I knocked on the door, but no one was home. Knowing I would not be passing back through area again I was frustrated. This was important, but I needed more information to understand what I was seeing. I noticed a horse ranch nearby. Seeing people outside I drove out to it and spoke with the rancher. He said that the stone had been found a creek bed. A water vortex had been slowly grinding through the stone for years to make the hole as it had, whereupon it was taken from the creek and placed as I had seen it. The instinct of the owner had been to make the stone visible for precisely the reason it had caught my eye: it looked like so many of those in the British Isles.

There are number of important things I take from all of this.
- Perhaps we are misinterpreting what these monuments are; though I personally feel that they are indeed proof of some sort of engineering
- The Yonaguni monument might be a quarry that was washed clean of its soil.
- What remains of this monument is not a temple complex, but an incomplete series of sculptures and more practical cuts for large stone masonry


You can see in the videos above, as well, that if one removes the bias of our modern values and approaches to stone work what is deemed practical can take on bizarre qualities.
- For ourselves, we see stone as an item of gratuitous abundance, but of very little practical utility as-such.
- For the ancient peoples of the world perhaps the find of such a large area made of a continuous stone block was as important to them as discovering a great concentration of copper, silver, gold, platinum, or palladium site.

We may just be looking at the picture all wrong.

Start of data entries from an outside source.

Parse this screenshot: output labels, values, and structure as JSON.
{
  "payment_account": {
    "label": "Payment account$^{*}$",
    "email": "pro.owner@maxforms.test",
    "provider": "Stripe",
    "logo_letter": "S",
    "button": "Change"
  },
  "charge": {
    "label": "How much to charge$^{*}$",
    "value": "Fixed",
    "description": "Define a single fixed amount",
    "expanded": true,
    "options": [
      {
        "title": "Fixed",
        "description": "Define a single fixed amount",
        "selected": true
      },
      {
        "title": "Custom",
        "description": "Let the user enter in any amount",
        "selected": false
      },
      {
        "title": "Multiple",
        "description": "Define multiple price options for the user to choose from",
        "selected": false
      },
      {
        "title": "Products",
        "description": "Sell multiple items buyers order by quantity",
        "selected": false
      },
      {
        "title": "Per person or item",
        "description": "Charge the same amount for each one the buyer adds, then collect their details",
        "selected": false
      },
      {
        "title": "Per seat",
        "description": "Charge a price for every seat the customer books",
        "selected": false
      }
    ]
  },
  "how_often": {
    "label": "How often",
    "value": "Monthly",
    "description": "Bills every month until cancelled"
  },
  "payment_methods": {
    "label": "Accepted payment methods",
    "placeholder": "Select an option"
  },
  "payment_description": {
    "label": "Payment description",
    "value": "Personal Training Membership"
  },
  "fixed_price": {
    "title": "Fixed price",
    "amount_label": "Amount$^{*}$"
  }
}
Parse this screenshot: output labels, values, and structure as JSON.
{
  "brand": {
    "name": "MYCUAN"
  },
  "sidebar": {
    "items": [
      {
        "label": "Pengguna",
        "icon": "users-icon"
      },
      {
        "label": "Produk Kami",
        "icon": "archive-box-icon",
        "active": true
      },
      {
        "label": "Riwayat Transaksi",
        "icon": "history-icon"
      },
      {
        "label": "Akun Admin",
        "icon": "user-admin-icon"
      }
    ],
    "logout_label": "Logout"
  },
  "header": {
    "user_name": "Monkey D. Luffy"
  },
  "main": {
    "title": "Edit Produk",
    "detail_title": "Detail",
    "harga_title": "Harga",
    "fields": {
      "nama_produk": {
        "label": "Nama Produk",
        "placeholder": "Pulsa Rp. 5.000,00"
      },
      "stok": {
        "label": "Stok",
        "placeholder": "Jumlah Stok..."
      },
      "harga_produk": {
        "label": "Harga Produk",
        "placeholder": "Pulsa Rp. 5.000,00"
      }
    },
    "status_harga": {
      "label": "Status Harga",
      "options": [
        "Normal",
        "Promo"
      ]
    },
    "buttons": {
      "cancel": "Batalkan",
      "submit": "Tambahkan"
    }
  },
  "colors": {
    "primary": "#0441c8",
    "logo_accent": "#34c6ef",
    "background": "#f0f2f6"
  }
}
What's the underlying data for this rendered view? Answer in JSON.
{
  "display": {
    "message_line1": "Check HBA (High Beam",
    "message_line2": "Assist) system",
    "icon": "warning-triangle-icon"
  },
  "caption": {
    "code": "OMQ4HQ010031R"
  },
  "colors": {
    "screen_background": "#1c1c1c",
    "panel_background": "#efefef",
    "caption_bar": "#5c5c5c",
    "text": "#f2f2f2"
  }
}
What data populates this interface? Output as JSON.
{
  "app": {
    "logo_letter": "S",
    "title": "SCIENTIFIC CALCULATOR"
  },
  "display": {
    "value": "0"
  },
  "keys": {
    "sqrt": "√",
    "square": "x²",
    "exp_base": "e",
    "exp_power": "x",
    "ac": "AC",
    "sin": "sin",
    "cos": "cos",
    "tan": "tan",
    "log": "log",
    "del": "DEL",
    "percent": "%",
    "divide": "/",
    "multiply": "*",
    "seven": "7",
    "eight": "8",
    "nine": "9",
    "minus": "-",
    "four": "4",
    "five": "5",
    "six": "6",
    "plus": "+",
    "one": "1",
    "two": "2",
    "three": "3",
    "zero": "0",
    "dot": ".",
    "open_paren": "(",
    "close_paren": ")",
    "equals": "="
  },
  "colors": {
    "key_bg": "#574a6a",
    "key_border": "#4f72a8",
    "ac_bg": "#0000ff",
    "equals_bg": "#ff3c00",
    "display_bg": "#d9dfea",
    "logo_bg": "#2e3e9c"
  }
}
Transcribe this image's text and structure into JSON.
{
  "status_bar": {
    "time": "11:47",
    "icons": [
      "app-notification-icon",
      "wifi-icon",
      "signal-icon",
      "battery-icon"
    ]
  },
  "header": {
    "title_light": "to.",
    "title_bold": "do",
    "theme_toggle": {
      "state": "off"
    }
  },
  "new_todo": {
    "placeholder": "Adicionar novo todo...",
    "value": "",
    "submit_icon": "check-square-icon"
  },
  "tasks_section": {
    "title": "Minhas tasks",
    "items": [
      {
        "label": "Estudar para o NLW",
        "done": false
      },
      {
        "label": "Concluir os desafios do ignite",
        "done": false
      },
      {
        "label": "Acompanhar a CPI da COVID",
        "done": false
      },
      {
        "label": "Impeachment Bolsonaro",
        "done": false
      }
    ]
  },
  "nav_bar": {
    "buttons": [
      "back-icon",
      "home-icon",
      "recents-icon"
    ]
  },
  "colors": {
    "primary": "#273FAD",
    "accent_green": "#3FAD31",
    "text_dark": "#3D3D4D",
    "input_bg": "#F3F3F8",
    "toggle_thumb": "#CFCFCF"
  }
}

Perhaps Stone Age and Ice Age builders (here separated to make the distinct between those of the Marine regions and those of the truly frozen icy regions) could have come to the idea that stone tended to last a great deal longer than everything else. So, if you're going to engage in a large scale building project the best thing for you to do is convince them the effort will be worth it. What's going to do this? Not wood; not unless it's alive. Not metals; someone will just steal that. Not crystals; too rare and someone would steal that too. Stone? ...Stone would work. Hard steal. Lasts forever. Readily abundant just about everywhere.